I haven't read it, but from what I've read about it, nothing there was the kind of thing that would encourage anyone else to commit suicide.  It's his view of his life, the interesting things that happened to him, the workings of his own mind, and his logical reasons for wrapping it up.  Sort of "it's been great, see the other sections for how great, but now I'm done".

Well, Yahoo took it down.  Gone.  Erased. Done. (Some people were afraid that would happen, so there's a copy from cache available to those who know where to look.)

I am furious!  Yahoo had no right to simply destroy it all.  I hope he comes back and haunts Yahoo corporate offices!

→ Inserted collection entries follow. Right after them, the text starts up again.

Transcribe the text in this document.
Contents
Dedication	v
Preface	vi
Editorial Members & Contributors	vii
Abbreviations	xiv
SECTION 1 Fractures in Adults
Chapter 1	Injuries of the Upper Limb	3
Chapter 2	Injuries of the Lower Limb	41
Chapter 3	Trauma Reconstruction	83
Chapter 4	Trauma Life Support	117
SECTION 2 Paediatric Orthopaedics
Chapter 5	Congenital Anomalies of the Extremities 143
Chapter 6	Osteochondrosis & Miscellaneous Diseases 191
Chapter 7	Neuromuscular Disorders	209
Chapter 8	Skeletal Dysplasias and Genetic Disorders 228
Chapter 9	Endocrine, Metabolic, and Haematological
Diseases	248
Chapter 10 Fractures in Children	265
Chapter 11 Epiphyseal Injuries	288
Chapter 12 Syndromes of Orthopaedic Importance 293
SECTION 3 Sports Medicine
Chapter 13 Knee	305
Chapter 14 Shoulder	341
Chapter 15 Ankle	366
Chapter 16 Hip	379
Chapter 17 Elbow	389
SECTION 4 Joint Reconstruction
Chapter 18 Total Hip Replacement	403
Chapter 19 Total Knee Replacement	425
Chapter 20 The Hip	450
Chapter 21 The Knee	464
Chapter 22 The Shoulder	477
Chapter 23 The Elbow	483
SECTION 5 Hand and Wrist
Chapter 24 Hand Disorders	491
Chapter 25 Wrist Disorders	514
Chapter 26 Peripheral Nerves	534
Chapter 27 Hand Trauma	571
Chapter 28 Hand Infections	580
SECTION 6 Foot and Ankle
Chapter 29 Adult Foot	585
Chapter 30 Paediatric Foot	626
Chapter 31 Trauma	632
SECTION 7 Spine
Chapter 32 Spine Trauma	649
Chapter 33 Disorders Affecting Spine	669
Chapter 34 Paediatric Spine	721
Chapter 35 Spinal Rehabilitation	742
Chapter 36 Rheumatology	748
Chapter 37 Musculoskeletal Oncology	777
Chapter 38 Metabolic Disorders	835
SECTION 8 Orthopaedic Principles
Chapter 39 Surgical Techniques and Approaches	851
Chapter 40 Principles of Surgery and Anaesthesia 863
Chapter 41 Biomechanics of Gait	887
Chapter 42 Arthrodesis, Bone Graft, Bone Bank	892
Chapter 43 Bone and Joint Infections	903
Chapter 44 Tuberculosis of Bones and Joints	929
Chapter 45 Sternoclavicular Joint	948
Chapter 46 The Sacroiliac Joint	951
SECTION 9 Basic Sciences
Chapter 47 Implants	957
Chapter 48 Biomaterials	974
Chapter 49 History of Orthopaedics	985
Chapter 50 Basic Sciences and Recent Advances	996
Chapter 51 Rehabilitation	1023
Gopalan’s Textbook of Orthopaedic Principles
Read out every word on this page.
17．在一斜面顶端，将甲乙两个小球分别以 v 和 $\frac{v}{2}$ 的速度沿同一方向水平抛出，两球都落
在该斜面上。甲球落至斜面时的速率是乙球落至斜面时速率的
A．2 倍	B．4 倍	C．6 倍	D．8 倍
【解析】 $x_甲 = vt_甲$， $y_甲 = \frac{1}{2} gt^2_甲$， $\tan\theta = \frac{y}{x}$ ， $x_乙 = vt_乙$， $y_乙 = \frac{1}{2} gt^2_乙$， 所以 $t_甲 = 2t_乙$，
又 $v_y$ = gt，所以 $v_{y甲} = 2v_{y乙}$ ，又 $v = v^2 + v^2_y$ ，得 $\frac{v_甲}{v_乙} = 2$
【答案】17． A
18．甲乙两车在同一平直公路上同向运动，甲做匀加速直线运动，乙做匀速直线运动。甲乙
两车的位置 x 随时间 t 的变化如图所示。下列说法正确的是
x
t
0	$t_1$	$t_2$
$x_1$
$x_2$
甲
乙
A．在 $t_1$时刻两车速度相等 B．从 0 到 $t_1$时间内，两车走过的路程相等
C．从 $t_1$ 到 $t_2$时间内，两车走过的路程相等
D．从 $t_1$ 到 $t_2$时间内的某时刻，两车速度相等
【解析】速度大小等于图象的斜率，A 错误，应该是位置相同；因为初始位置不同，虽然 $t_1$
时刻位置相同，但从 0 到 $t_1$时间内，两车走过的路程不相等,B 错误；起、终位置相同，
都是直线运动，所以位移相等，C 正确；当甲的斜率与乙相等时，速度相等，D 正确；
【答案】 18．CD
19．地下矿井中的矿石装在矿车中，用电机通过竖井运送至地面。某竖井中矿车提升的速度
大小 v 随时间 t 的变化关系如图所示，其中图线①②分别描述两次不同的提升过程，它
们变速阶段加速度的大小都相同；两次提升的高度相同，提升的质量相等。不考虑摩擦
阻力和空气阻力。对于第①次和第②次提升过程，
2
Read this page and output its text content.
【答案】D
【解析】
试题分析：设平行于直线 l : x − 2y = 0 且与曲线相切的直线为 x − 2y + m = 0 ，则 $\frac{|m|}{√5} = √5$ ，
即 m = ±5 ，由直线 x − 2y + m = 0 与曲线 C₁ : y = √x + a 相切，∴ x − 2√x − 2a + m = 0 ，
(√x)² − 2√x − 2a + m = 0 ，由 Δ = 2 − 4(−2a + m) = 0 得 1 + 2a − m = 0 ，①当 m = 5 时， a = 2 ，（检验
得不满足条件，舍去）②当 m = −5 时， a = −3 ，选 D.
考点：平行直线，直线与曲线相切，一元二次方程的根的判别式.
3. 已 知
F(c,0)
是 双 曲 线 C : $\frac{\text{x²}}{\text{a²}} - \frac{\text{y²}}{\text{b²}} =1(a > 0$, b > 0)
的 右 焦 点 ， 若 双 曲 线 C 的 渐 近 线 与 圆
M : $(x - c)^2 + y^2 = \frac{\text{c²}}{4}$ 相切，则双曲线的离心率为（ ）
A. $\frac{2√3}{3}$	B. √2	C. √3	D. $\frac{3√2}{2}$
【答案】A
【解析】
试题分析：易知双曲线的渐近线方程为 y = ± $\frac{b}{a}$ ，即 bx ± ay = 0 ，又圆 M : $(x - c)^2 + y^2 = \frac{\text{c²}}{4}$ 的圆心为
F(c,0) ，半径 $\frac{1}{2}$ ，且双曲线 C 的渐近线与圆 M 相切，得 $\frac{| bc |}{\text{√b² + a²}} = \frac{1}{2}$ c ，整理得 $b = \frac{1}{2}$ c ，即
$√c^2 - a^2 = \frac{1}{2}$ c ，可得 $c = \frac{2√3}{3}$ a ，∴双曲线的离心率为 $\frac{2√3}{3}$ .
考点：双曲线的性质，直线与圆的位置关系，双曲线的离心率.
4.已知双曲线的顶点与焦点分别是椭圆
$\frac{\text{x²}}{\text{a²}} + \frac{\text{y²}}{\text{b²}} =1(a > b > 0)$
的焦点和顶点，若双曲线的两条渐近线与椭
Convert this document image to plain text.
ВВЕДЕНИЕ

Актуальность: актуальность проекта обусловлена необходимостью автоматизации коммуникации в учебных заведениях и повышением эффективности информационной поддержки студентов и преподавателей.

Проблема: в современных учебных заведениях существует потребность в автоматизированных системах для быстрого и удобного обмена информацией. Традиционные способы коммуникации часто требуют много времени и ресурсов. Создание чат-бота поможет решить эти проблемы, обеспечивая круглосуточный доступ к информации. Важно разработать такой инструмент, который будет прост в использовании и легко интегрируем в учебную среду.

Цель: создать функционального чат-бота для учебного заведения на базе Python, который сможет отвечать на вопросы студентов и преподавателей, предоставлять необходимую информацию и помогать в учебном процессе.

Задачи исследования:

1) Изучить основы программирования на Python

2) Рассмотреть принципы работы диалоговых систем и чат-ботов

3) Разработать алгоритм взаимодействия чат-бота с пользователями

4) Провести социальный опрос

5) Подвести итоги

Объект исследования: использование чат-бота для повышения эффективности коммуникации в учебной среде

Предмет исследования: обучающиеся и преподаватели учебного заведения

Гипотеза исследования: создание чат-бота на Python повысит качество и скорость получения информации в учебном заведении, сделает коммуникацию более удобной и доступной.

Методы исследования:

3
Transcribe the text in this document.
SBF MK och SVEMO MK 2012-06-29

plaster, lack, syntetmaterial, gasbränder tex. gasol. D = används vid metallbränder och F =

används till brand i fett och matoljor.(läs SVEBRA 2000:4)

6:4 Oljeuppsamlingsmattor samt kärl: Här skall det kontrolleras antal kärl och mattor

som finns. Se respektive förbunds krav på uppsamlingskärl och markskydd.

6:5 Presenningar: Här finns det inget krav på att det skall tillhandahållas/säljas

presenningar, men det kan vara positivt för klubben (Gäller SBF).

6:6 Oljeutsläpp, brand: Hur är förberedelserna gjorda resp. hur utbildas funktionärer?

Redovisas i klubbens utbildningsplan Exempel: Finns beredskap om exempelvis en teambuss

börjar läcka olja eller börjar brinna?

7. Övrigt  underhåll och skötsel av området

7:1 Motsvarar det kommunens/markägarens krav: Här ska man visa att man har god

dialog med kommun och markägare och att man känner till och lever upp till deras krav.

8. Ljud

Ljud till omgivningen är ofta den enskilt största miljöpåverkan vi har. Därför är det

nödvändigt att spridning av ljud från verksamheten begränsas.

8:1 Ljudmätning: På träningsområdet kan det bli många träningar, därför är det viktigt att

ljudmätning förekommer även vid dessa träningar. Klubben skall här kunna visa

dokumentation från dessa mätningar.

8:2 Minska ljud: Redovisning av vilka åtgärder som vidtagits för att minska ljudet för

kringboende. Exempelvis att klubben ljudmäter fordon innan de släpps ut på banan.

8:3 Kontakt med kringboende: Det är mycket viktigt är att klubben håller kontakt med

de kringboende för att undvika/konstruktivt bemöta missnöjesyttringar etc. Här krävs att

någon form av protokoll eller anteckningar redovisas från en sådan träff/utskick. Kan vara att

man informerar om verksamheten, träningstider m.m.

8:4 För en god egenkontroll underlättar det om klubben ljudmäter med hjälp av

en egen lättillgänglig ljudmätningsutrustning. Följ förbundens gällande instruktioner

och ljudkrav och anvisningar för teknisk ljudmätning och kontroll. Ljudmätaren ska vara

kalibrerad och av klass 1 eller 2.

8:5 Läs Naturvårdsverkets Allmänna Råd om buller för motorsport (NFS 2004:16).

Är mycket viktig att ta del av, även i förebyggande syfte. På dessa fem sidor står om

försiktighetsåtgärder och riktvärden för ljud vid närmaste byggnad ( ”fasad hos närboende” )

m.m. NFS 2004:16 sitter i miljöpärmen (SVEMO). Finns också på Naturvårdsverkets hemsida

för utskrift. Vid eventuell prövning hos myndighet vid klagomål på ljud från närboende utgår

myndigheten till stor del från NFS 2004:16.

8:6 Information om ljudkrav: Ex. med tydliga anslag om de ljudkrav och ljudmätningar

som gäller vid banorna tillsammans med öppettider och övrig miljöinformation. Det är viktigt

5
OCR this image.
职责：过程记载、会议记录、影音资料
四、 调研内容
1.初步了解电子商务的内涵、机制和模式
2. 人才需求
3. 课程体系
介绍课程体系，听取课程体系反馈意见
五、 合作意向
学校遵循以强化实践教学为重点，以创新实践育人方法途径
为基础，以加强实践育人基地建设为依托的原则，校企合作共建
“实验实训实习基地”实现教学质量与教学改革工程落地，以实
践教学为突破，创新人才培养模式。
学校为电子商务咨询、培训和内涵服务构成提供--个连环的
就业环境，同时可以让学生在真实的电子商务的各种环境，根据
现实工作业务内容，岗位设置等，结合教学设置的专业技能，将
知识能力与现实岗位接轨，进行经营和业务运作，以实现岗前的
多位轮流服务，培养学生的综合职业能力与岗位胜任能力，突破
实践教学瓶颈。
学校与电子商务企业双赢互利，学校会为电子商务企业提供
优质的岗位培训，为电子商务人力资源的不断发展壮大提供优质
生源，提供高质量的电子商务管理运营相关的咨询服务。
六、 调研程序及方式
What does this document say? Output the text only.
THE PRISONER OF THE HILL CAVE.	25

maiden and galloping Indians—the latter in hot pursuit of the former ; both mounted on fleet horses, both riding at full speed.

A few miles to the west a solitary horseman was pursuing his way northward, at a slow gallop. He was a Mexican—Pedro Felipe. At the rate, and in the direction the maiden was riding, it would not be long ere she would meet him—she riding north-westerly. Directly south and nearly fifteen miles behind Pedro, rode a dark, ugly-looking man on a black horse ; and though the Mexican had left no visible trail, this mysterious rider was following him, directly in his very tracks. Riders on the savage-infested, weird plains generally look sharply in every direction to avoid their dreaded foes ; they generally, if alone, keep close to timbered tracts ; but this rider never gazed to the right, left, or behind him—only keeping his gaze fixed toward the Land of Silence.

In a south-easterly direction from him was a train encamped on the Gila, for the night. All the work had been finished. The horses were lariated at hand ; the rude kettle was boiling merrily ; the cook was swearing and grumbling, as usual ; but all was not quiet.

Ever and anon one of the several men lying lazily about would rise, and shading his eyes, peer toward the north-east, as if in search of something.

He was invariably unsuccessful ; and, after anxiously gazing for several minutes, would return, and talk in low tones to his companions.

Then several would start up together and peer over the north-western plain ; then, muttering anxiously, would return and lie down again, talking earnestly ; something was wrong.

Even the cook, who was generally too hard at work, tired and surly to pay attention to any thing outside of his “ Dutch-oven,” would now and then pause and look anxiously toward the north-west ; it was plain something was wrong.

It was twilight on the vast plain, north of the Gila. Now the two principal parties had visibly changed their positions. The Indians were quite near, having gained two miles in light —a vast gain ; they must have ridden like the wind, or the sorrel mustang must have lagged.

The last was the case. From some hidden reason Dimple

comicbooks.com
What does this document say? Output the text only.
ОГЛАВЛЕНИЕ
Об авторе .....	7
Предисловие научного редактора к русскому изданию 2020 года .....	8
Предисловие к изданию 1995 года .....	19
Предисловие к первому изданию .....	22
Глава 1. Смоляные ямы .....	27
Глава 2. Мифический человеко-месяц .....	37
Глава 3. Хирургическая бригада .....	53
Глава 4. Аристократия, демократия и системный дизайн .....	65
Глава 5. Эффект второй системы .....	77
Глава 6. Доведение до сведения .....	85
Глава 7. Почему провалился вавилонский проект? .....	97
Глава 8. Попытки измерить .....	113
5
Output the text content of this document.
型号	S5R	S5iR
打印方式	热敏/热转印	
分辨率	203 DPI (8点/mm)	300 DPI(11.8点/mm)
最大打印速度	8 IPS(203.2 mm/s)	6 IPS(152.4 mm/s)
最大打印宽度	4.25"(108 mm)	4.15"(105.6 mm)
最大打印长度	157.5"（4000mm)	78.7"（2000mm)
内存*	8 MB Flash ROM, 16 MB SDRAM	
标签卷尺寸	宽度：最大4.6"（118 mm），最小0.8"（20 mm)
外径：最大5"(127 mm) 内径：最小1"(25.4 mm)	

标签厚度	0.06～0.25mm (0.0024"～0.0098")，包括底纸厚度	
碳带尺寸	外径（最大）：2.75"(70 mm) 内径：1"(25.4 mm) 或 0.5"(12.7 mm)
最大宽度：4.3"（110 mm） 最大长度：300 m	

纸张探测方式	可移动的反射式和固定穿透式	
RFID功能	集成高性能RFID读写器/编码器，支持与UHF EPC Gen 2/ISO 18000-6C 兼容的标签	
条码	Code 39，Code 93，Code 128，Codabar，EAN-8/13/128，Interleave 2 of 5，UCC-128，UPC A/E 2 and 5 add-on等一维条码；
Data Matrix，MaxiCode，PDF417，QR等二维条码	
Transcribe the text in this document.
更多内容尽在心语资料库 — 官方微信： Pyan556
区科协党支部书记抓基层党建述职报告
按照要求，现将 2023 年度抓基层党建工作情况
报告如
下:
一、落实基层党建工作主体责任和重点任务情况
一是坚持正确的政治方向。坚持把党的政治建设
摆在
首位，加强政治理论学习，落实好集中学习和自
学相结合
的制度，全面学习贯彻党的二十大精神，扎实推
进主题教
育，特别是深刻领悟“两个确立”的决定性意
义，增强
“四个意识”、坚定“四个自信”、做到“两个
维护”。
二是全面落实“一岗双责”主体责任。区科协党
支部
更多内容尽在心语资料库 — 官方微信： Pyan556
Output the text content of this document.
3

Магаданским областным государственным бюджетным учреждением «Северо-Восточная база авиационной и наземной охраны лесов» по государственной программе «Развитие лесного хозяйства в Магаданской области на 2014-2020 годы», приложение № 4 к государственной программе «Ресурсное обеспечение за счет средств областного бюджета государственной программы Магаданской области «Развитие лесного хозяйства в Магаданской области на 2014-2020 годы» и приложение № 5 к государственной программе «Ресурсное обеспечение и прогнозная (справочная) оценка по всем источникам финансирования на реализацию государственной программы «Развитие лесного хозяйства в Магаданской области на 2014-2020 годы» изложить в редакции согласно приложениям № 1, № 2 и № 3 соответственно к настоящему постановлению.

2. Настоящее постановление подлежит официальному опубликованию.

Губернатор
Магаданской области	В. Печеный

The man wrote a memorial to his life, made it available to others, paid Yahoo to keep it for him, and Yahoo tore it up by the roots and threw it away?  They could have just broken the link, and turned the text over to family.  But they didn't.  All that work, and, shrug, it's all gone.

(There's a small bit about coordinates to a buried treasure in an arboretum, which has some people tromping around trying to find it, but it's fairly obvious that was a joke, and a lure to pull readers, sort of like the blurb on the back of a book jacket.  That's not why Yahoo pulled the site.  I suspect it was simply the act of "suicide" associated with the site that shocked their feeble-minded lawyers.)